COMMENT | Australia finally has its second software unicorn – by definition, a private company valued at more than $1 billion.
Canva is an online design tool that does the 80 percent of graphic design that businesses and individuals need and gives people a welcome alternative to the vastly more expensive and complex Adobe Photoshop.
Canva raised $40 million in January from legendary venture capital firm Sequoia, joining existing investors Blackbird Ventures and Felicis Ventures (months after last year’s BRW Young Rich List recorded Canva co-founder Melanie Perkins with a personal wealth of $128 million).
Atlassian, our first unicorn, is the name everyone knows, although it is now a US$12 billion publicly listed company in the US. The company filled a glaring hole in the Australian web software scene and countered the common wisdom that you couldn’t make it big unless you went to Silicon Valley.
Well, sort of. The success of Atlassian founders Mike Cannon-Brookes and Scott Farquhar also highlighted how hard it was to make it big in Australia without going to Silicon Valley. Yes, you could do it. But only one had. Not a great track record.
But now we’re up to two so it wasn’t a fluke! And you don’t need a double-barrelled surname! Crack the champagne!
What will it take to reach critical mass in our software scene? More favourable rules for venture capital? Greater numbers of programmers and UI, mobile and UX experts? And what does critical mass look like, anyway?

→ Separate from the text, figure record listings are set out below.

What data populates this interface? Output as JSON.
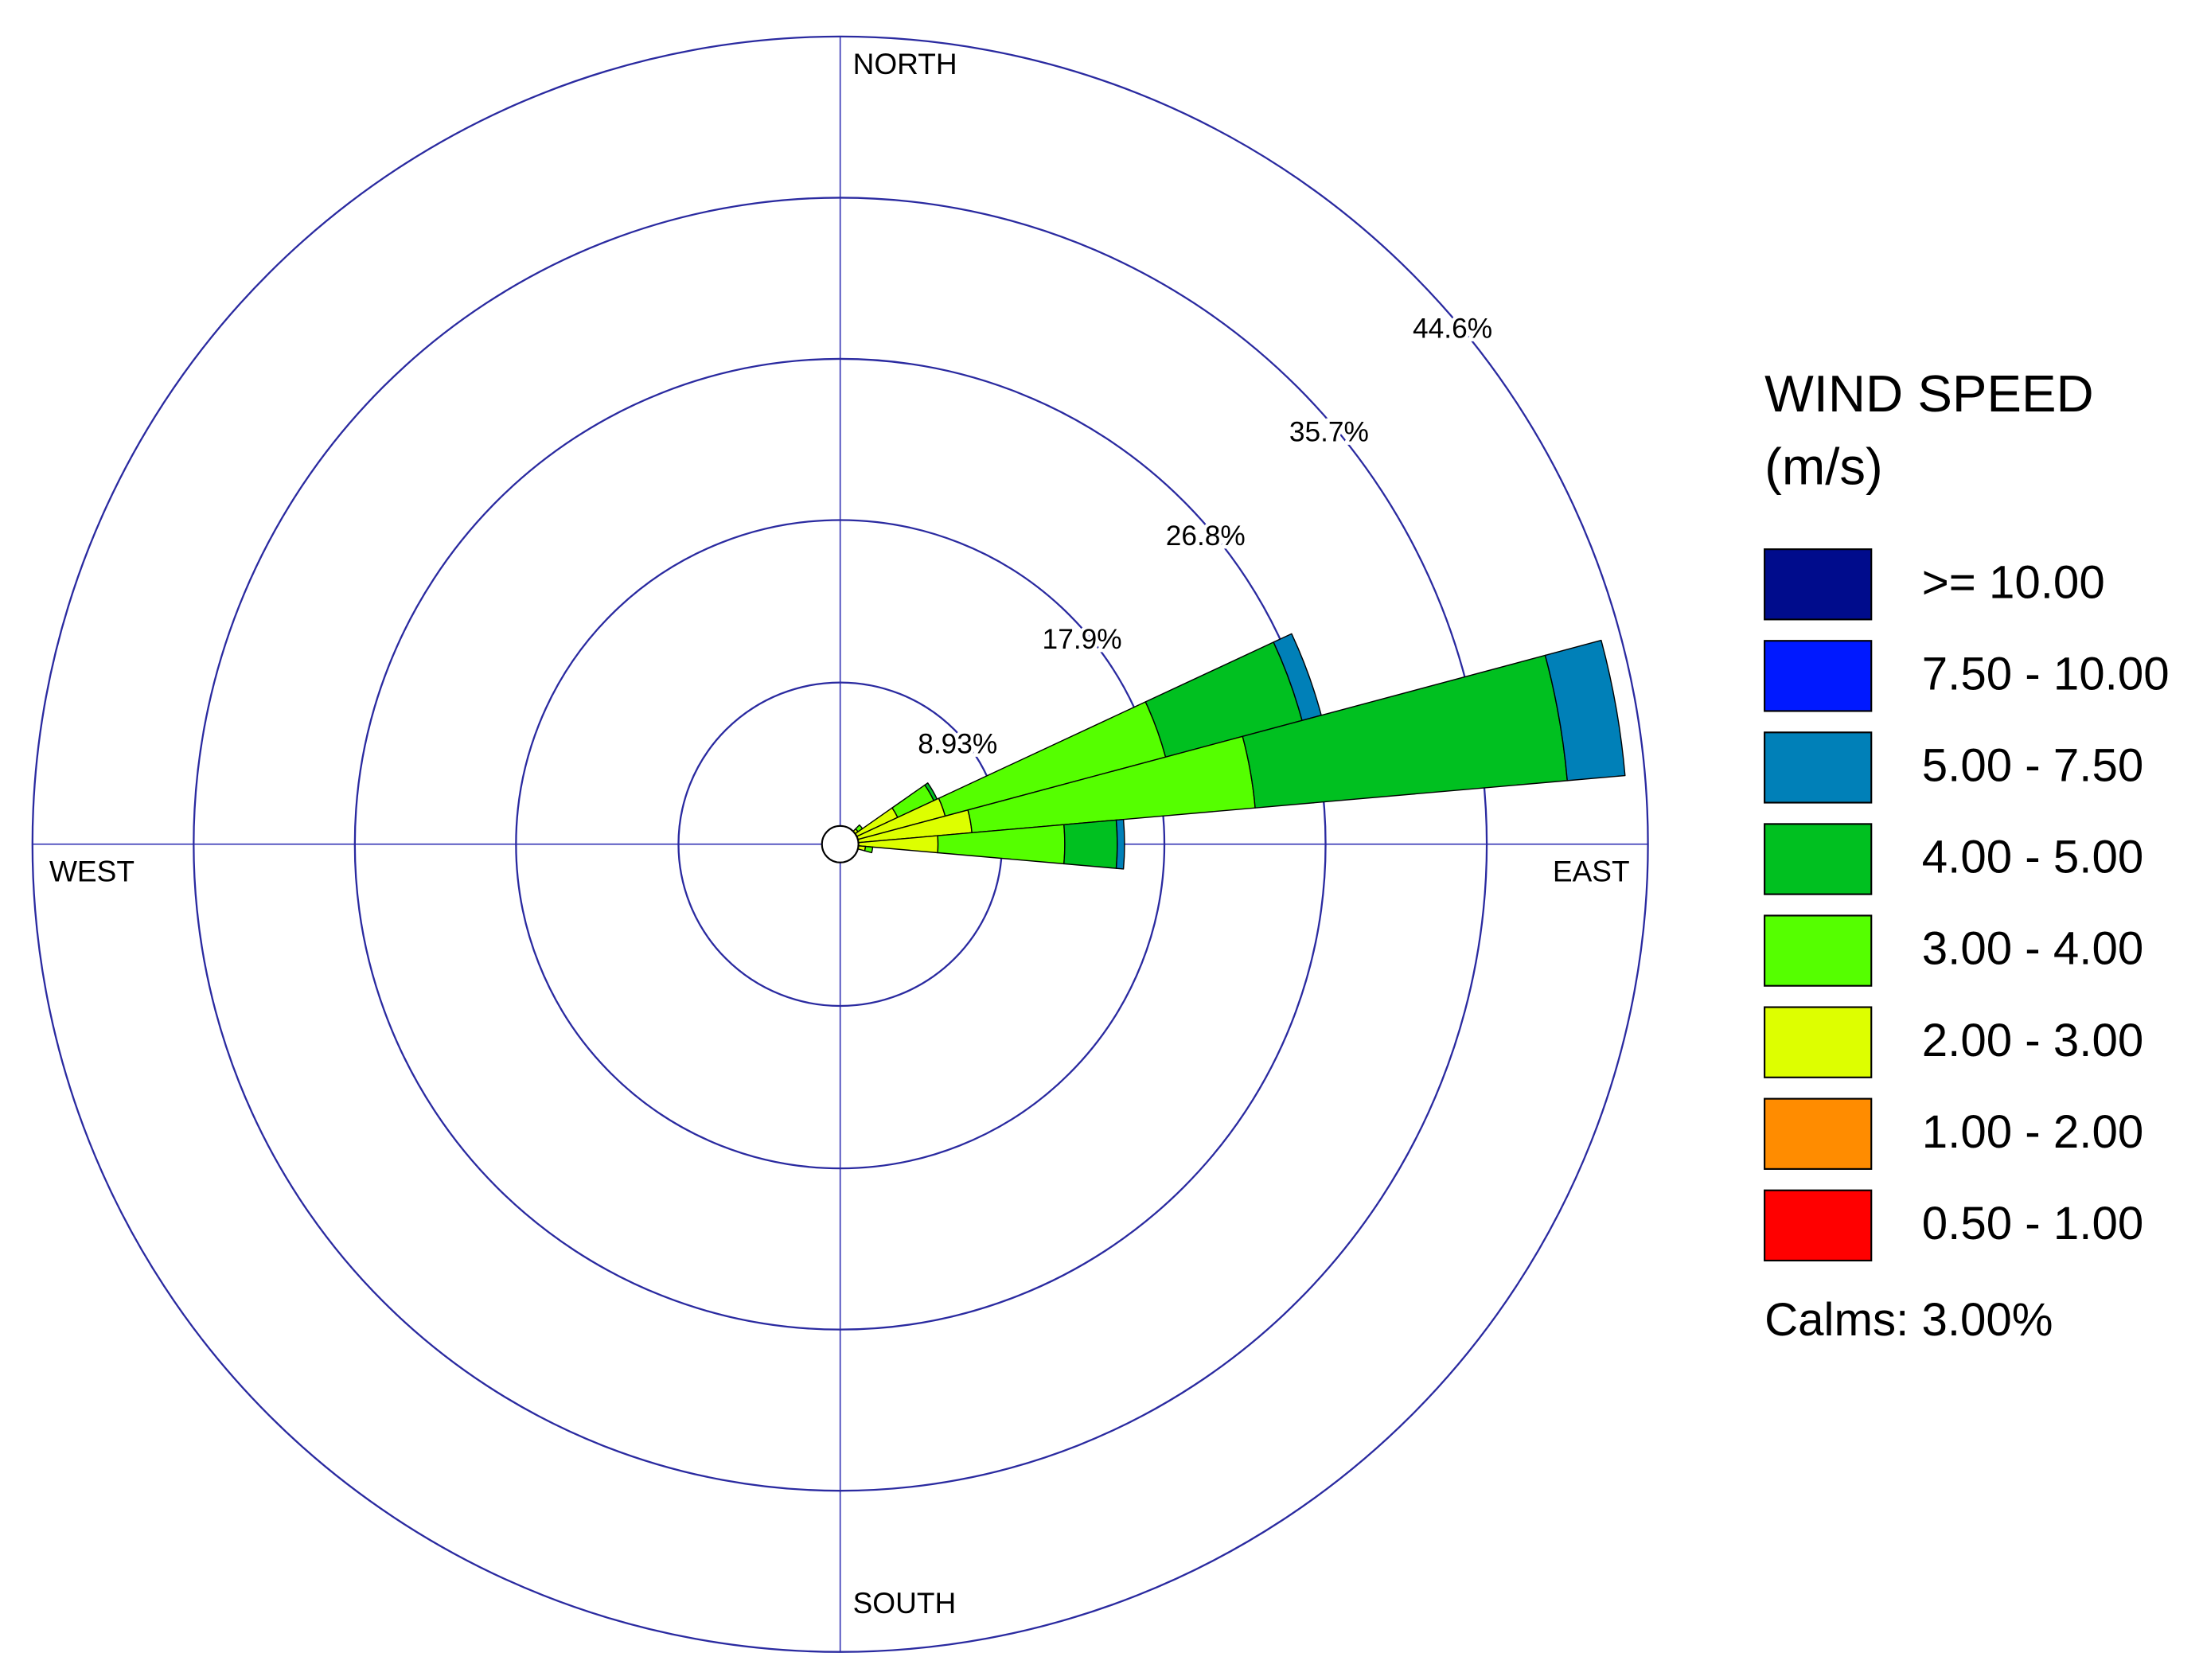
{
  "chart_data": {
    "type": "windrose",
    "legend_title": [
      "WIND SPEED",
      "(m/s)"
    ],
    "direction_labels": [
      "NORTH",
      "EAST",
      "SOUTH",
      "WEST"
    ],
    "directions": [
      50,
      60,
      70,
      80,
      90,
      100
    ],
    "rlim": [
      0,
      44.6
    ],
    "rticks": [
      {
        "value": 8.93,
        "label": "8.93%"
      },
      {
        "value": 17.9,
        "label": "17.9%"
      },
      {
        "value": 26.8,
        "label": "26.8%"
      },
      {
        "value": 35.7,
        "label": "35.7%"
      },
      {
        "value": 44.6,
        "label": "44.6%"
      }
    ],
    "series": [
      {
        "name": ">= 10.00",
        "color": "#000c8c",
        "values": [
          0,
          0,
          0,
          0,
          0,
          0
        ]
      },
      {
        "name": "7.50 - 10.00",
        "color": "#0019ff",
        "values": [
          0,
          0,
          0,
          0,
          0,
          0
        ]
      },
      {
        "name": "5.00 - 7.50",
        "color": "#0080b8",
        "values": [
          0,
          0,
          1.1,
          3.2,
          0.4,
          0
        ]
      },
      {
        "name": "4.00 - 5.00",
        "color": "#00c020",
        "values": [
          0,
          0.2,
          7.8,
          17.3,
          2.9,
          0
        ]
      },
      {
        "name": "3.00 - 4.00",
        "color": "#55ff00",
        "values": [
          0.3,
          2.2,
          12.6,
          15.7,
          7.0,
          0.4
        ]
      },
      {
        "name": "2.00 - 3.00",
        "color": "#ddff00",
        "values": [
          0.6,
          2.8,
          5.4,
          6.5,
          4.8,
          0.8
        ]
      },
      {
        "name": "1.00 - 2.00",
        "color": "#ff8c00",
        "values": [
          0.4,
          0.5,
          0.4,
          0.6,
          0.4,
          0.4
        ]
      },
      {
        "name": "0.50 - 1.00",
        "color": "#ff0000",
        "values": [
          0.2,
          0.2,
          0.2,
          0.2,
          0.2,
          0.2
        ]
      }
    ],
    "calms": {
      "value": 3.0,
      "label": "Calms: 3.00%"
    }
  }
}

Australia already has some very cool and successful software and online services companies listed on the ASX. Most people in business could name a couple of local heroes in categories such as online classifieds, travel booking and accounting software with market caps in the billions.
The hyperactive accounting segment in ANZ has attracted US investors, global customers and employed legions of developers. Xero, MYOB and Reckon have collectively spent hundreds of millions creating new frameworks for processing transactions and running a business. New Zealanders have the “go global first” message drummed into them at birth, even if “global” just means crossing the ditch.
My feeling is that, like in so many areas, Australia is a quiet performer and actually doing pretty well for its size. I keep coming across software houses with solid revenue that are exploring interesting ideas in technology. Maybe we don’t need to have a naff name like Silicon Beach or Alley or whatever to produce world-leading code.
A couple I came across recently include InfoTrack, a company extending database searches into workflows for legal and accounting firms. It has only been around since 2011 and opened offices in the UK in 2015 and the US in 2016.
It may not sound that exciting on the tin but underneath InfoTrack is linking its data sources with Amazon Redshift and data integration platform Matillion to form a single, powerful database. It can then spin up subsets of data to different industries and release them as new products.
Ansarada is also impressive. Founded by a software developer, two accountants and an entrepreneur in 2005, the company provides virtual deal rooms for both sides in an M&A negotiation.
Ansarada’s platform play provides a checklist for all the legal, board and contract documents required for an M&A.
A company on the Material Information platform gets a score that reflects its readiness for a deal. The transparency saves a lot of time for investors and business owners who otherwise need to double check every stack of PDFs or lever-arch binders.
The rise of e-commerce integration platform Neto has also been great to watch.
So dream big, dreamers. Canva was so effective at roping in US celebrities that I didn’t realise it was an Australian company until a couple of years ago.